Wenn wir uns die Thermodynamik ansehen, ist es die Änderung der freien Energie (Delta G), die uns sagt, ob eine Reaktion beendet ist oder nicht, mit anderen Worten, wo das chemische Gleichgewicht ist. Wenn Delta G stark negativ ist, wird die Reaktion zur Produktseite abfallen, wenn Delta G stark positiv ist, wird die Reaktion nicht fortgesetzt und das Gleichgewicht wird zur Seite der Reaktanten hin verlaufen. Delta G steht daher in Beziehung zur Gleichgewichtskonstante K, die die Gleichgewichtskonzentrationen von Produkten und reagierenden Stoffen enthält. Die Thermodynamik betrachtet also die Gleichgewichtskonzentrationen der beteiligten Produkte im Reaktionsvolumen.

Aber…

Ein stark negatives Delta G bedeutet nicht, dass tatsächlich eine Reaktion stattfindet. Ein schönes Beispiel ist die Verbrennung von Holz: eine Reaktion zwischen Zellulose und Sauerstoffgas. Holzstühle entzünden sich bei Raumtemperatur nicht von selbst: Zum Starten der Reaktion wird Energie benötigt: die Aktivierungsenergie. Dies ist Teil der Kollisionstheorie, wo eine Kollision zwischen reagierenden Stoffen auch genügend Energie haben muss. Im Beispiel von Holz könnten Sie die Verbrennung starten, indem Sie eine brennende Fackel lange genug unter den Sitz legen. Sobald die Reaktion gestartet ist, kann die freigesetzte freie Energie (Delta G) verwendet werden, um die Reaktion aufrechtzuerhalten, aber ohne diese Anfangsinvestition wird in diesem Beispiel nichts passieren.

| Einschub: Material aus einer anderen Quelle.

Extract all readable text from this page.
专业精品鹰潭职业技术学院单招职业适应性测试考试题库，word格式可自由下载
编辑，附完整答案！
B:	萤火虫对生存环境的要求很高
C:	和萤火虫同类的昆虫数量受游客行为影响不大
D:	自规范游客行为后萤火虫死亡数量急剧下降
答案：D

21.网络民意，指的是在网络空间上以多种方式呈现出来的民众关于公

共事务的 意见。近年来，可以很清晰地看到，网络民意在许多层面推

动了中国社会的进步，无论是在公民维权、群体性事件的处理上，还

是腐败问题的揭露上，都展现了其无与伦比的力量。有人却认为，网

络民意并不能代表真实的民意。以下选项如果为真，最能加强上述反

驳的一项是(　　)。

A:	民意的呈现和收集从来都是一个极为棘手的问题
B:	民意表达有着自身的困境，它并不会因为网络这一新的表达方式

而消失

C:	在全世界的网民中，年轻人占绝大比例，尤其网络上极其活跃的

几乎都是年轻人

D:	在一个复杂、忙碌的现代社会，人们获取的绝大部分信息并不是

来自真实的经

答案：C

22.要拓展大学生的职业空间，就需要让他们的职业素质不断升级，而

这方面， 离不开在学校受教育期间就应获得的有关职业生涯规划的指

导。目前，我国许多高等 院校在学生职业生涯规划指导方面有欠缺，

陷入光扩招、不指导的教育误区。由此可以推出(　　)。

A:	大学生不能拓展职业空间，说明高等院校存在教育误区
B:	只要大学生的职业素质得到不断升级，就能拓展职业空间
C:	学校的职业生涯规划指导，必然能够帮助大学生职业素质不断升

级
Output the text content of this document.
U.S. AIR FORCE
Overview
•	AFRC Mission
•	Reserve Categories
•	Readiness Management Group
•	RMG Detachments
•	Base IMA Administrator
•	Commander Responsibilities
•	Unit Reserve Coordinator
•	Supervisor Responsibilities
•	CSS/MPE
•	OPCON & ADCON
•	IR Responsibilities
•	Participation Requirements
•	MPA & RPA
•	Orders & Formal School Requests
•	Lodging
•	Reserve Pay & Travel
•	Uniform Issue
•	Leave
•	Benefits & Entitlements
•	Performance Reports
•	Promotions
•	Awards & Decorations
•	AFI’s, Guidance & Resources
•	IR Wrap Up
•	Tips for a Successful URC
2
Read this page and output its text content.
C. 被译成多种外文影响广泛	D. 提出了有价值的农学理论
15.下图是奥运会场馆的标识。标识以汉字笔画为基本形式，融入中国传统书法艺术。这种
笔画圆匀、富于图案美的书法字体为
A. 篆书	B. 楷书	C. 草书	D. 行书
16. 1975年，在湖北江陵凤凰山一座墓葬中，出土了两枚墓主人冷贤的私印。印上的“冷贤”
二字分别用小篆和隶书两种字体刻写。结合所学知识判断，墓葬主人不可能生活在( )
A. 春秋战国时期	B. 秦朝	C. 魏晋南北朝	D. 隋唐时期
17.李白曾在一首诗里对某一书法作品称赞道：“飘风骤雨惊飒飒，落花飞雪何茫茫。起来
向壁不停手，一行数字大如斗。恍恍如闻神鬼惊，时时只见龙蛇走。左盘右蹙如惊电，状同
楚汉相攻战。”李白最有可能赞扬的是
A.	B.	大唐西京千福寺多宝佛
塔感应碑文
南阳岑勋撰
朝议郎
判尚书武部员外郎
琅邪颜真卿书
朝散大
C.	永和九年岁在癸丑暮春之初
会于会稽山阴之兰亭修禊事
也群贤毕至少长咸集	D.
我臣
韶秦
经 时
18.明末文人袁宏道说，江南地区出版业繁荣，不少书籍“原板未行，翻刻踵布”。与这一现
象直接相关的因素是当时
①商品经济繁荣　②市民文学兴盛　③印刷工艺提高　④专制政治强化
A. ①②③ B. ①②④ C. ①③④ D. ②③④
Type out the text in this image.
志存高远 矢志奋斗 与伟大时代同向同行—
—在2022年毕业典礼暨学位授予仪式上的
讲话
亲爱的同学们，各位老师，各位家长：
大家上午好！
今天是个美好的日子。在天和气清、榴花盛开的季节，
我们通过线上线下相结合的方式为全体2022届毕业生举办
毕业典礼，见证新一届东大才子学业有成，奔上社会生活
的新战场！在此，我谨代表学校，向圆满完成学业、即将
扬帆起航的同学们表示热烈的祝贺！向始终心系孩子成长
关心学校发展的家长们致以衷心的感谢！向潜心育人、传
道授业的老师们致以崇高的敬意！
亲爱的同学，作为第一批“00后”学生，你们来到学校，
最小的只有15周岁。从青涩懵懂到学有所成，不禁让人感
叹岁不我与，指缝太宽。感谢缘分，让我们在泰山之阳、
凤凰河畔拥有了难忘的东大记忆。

Ich sehe mich also eher im Lager der Kollisionstheorie, wo eine Reaktion nur dann weitergehen kann, wenn die reagierenden Moleküle richtig zusammenstoßen und auch genug Energie haben, um chemische Bindungen aufzubrechen. Denn damit fängt alles an: Um eine neue Bindung eingehen zu können, muss eine andere Bindung zunächst ausreichend destabilisiert werden. Die Aktivierungsenergie bestimmt die Geschwindigkeitskonstanten einer Reaktion (in eine bestimmte Richtung). Die Rückreaktion hat ihre eigene Aktivierungsenergie und damit ihre eigene Geschwindigkeitskonstante.

Da eine Reaktion nur starten kann, wenn die Aktivierungsenergie vorhanden ist, wage ich zu behaupten, dass auf molekularer Ebene die Thermodynamik aus der Kinetik folgt. Aber jetzt ist es wahr, dass das Verhältnis zwischen den Geschwindigkeitskonstanten der Hin- und Rückreaktion gleich der Gleichgewichtskonstante ist. Und dann sind wir wieder im Bereich der Thermodynamik.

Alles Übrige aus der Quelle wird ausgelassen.